In this study, we developed a method for predicting PTB based on random forest classifier using oral microbiome compositions. Recently, several sporadic reports have suggested a bidirectional relationship between oral microbiome and pregnancy [11]. However, prenatal oral microbiome is not well understood yet. Some research has shown that oral microbial dysbiosis combined with gingival inflammation can lead to adverse pregnancy outcomes, including low birth weight, PTB, preeclampsia, and miscarriages [19]. Nevertheless, these results have been inconsistent due to methodologies employed in studies that only target known pathogens.
Fusobacterium nucleatum is the most prevalent oral microbiome studied. Fusobacterium nucleatum is a Gram-negative, anaerobic, filamentous oral microbiome. It is considered one of the most abundant species in the oral microbiome. It can also be isolated from vaginal microbiome [20, 21]. Intra-amniotic Fusobacterium nucleatum infection leading to PTB has been reported in human and animal studies [22]. Other studies have shown that other oral pathogens including Porphyromonas gingivalis and intrauterine Bergeyella spp. can be isolated from the placenta of women who deliver prematurely [23, 24]. In the present study, although Bergeyella spp. was enriched in the FTB group, it was one of the DAT between the PTB and FTB group. It was also one of the 20 most important taxa consisting of Random forest classifiers. Furthermore, Campylobacter gracilis was one of the FTB-enriched DAT that can aid colonization by periodontal pathogens including Porpyhromonas gingivalis in subgingival microbiome [25]. Lactobacillus gasseri was also one of the FTB-enriched DAT. It is known that Lactobacillus gasseri in vaginal microbiome can decrease early PTB risk [21, 26, 27].

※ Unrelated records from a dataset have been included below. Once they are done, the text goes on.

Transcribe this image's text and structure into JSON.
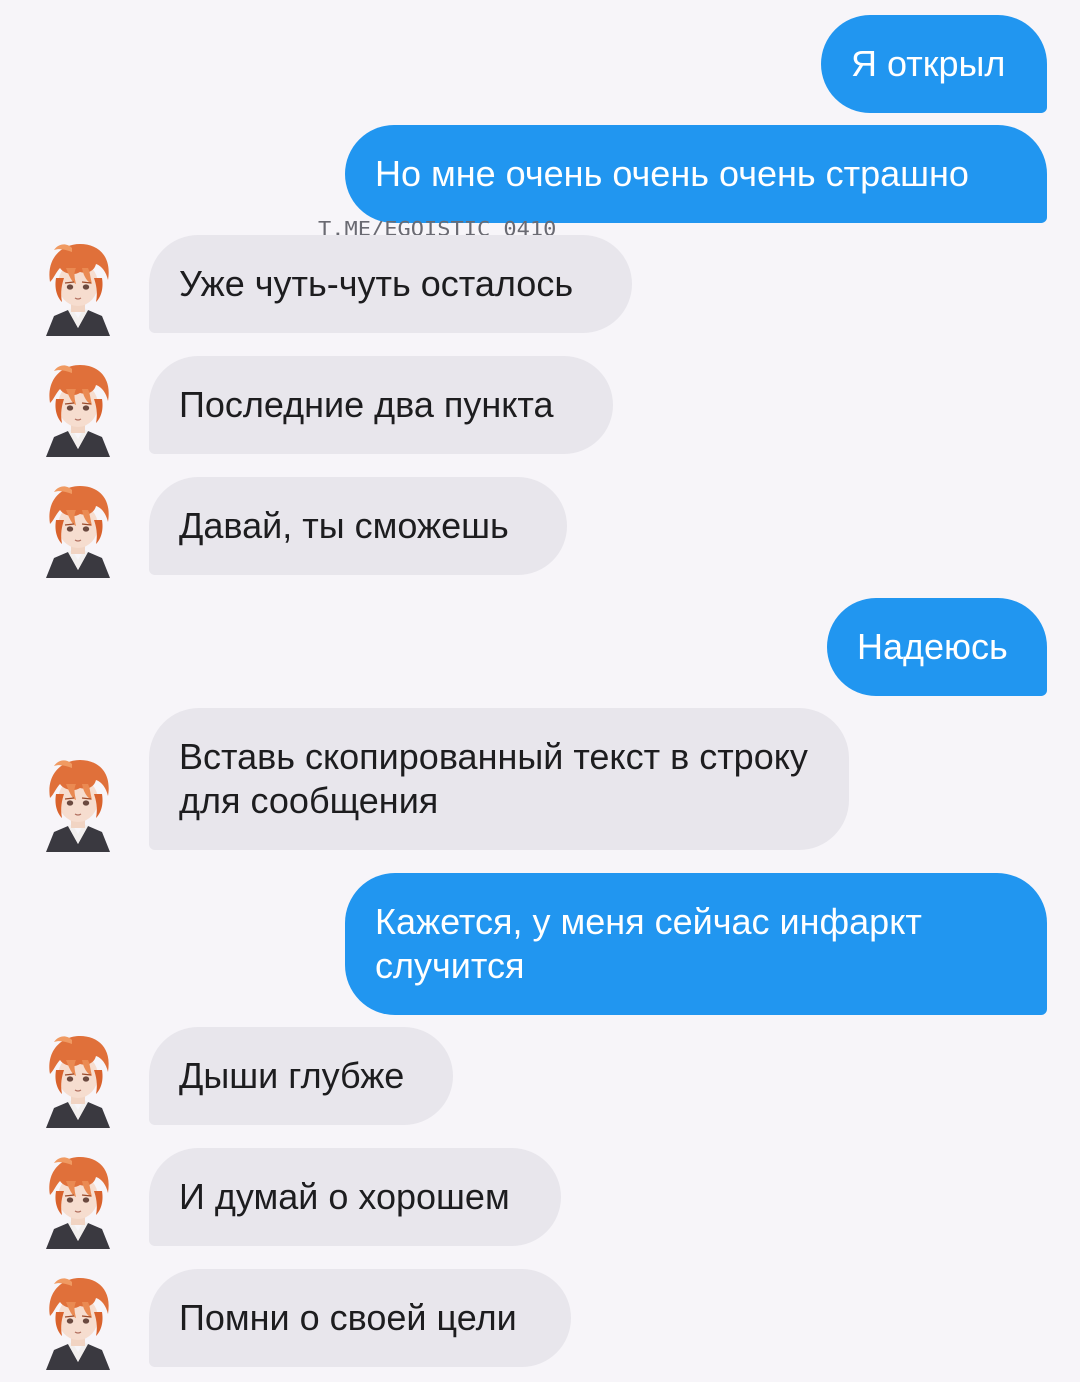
{
  "watermark": "T.ME/EGOISTIC_0410",
  "messages": [
    {
      "id": "m1",
      "side": "out",
      "text": "Я открыл"
    },
    {
      "id": "m2",
      "side": "out",
      "text": "Но мне очень очень очень страшно"
    },
    {
      "id": "m3",
      "side": "in",
      "text": "Уже чуть-чуть осталось"
    },
    {
      "id": "m4",
      "side": "in",
      "text": "Последние два пункта"
    },
    {
      "id": "m5",
      "side": "in",
      "text": "Давай, ты сможешь"
    },
    {
      "id": "m6",
      "side": "out",
      "text": "Надеюсь"
    },
    {
      "id": "m7",
      "side": "in",
      "text": "Вставь скопированный текст в строку для сообщения"
    },
    {
      "id": "m8",
      "side": "out",
      "text": "Кажется, у меня сейчас инфаркт случится"
    },
    {
      "id": "m9",
      "side": "in",
      "text": "Дыши глубже"
    },
    {
      "id": "m10",
      "side": "in",
      "text": "И думай о хорошем"
    },
    {
      "id": "m11",
      "side": "in",
      "text": "Помни о своей цели"
    }
  ],
  "avatar": {
    "icon": "anime-boy-avatar-icon",
    "hair_color": "#e0703a"
  }
}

We found that decisive species differentiating between two groups were mainly abundant in the FTB group, with DAT consisting of 26 FTB-enriched DAT and six PTB-enriched DAT. We hypothesize that deficiency of species having a protective impact might have triggered the pathophysiology of PTB. Two different mechanisms have been proposed to explain the relationship between unhealthy microbiota composition and adverse pregnancy outcomes. The first mechanism proposed that periodontal bacteria originating in the gingival biofilm could translocate from the unhealthy oral cavity and cross the placenta, reach the intra-amniotic fluid and fetal circulation and directly affect the fetoplacental unit, resulting in bacteremia [28]. The second mechanisms proposed that systemic dissemination of endotoxins and/or inflammatory mediators derived from periodontal plaque and secreted by the subgingival inflammatory site could be carried to the fetoplacental unit [29–30]. Although certain microbiota has the same species, their subgroups can have both positive and negative influences on pregnancy outcomes. Following this line of thought, we believe that composition or dysbiosis of the oral microbiome is more important than the presence of specific microbiota.
It is worth nothing that microbial changes occurring during pregnancy might be nature consequences of a healthy pregnancy. Three reasons can explain the susceptibility to oral diseases such as periodontitis during pregnancy. These diseases are common in pregnant women due to hormonally driven hyper-reactivity of the gingiva to bacteria in the subgingival biofilm. Other factors that increase the risk of poor oral health during pregnancy include changes in dietary habits (frequent snacking or increased consumption of carbohydrate-rich foods), stomach acids from nausea and vomiting that contribute to the breakdown of tooth enamel, and a decreased likelihood of seeking dental care during pregnancy. We plan to implement pathway analyses to investigate direct link between the microbiome and PTB.
Due to limited power resulting from a small number of participants, our study verified that oral microbiota might provide potential biomarkers for predicting pregnancy complications using machine learning methods including random forest classification. Additionally, the fact that the entire microbiome was not analyzed was a limitation of this study because our analysis only used relative values measured by 16S rRNA sequencing, not 16S metagenome sequencing.
Despite these limitations, this prospective study demonstrated the potential of a PTB prediction model using oral microbiome in mouthwash. Further multi-center and larger-scale studies are needed to confirm out results before applying techniques developed in this study in the clinical field.